Friday, June 15, 2012

Our Selfless Dad

As Father’s Day approaches, my thoughts naturally turn to my Dad more often than usual.  The other day, I purposefully kept my eyes from looking at the Father’s Day cards written for Dad as I perused the cards and made my choice.  Even now, over three years since his death, looking at those cards for Dads will certainly bring the tears.  I’m sure that Mary Beth and Bob, John and Jeanie, Jan and Bob, and Kathryn and Jimmy feel the same as Gary and I do.  We have so much to be thankful for………..many good years spent with such a kind and dear man rather than only a few, as is the case with so many others.  Yet I know that no matter how long he would have lived, the missing would never be any easier.  He was just that kind of man.

I think that perhaps the attribute of our Dad that made him the dearest was his selflessness.  This trait was evident in the way that he could laugh at himself and allow us to laugh with him………..or laugh at him, too……….without any hint of pride at all.  He also took time to talk to people and to really listen without seeming hurried or disinterested in what was being shared.  He looked for ways to reach out to others with a helping hand, a few dollars, a wise word of advice, a ride somewhere, a visit, a shared laugh………….always with kindness.  He wasn’t out to promote himself or protect his time.  He was all about others and about family.

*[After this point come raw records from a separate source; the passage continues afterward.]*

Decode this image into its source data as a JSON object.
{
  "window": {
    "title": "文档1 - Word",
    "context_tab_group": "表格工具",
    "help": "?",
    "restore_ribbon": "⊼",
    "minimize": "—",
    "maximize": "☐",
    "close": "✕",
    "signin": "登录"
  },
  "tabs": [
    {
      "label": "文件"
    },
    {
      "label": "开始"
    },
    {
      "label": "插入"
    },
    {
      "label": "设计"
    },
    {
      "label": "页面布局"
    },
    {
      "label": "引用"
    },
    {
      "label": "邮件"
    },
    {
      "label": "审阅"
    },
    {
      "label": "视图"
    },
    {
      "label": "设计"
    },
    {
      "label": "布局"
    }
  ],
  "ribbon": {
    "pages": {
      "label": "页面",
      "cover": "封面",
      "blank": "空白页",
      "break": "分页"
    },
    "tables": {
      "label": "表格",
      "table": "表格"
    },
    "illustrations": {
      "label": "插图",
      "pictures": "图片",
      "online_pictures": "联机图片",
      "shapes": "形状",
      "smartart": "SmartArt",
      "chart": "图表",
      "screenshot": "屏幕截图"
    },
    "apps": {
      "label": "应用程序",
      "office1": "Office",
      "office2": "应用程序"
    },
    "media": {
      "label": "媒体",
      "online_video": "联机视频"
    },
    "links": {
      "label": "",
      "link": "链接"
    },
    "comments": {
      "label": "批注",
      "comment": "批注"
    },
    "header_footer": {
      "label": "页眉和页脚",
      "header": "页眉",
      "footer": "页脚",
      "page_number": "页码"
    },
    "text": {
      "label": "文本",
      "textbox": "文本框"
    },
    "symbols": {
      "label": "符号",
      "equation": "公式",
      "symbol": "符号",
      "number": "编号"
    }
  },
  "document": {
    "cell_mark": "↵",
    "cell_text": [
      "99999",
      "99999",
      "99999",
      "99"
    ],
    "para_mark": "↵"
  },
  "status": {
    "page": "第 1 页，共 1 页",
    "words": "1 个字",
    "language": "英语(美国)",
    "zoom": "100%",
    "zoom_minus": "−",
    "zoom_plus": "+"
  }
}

I saw the greatest demonstration of his selflessness many times during the month that I spent with him and Mom before he died.  I’ve heard it said that the way a person handles his impending death is a real evidence of the person they truly are.  I can vouch for this statement when I think of Dad.  He was polite, and humorous, and gentle, and thankful even as he daily faced pain and uncertainty and the knowledge that he was leaving Mom.  I learned a lot from him during that emotional month. 

Dad was very modest………very, very modest.  During our childhood, we never saw him without a shirt on.  Even when he mowed the yard on a hot summer day, he wore a shirt.  If we happened to see him shaving in his bathroom with the door open, he was wearing a tee shirt.  And never, ever did we see him in a pair of shorts.  That would have been very out of character for him.  We didn’t think anything about it…………we just accepted this aspect of Dad’s character and loved him for it.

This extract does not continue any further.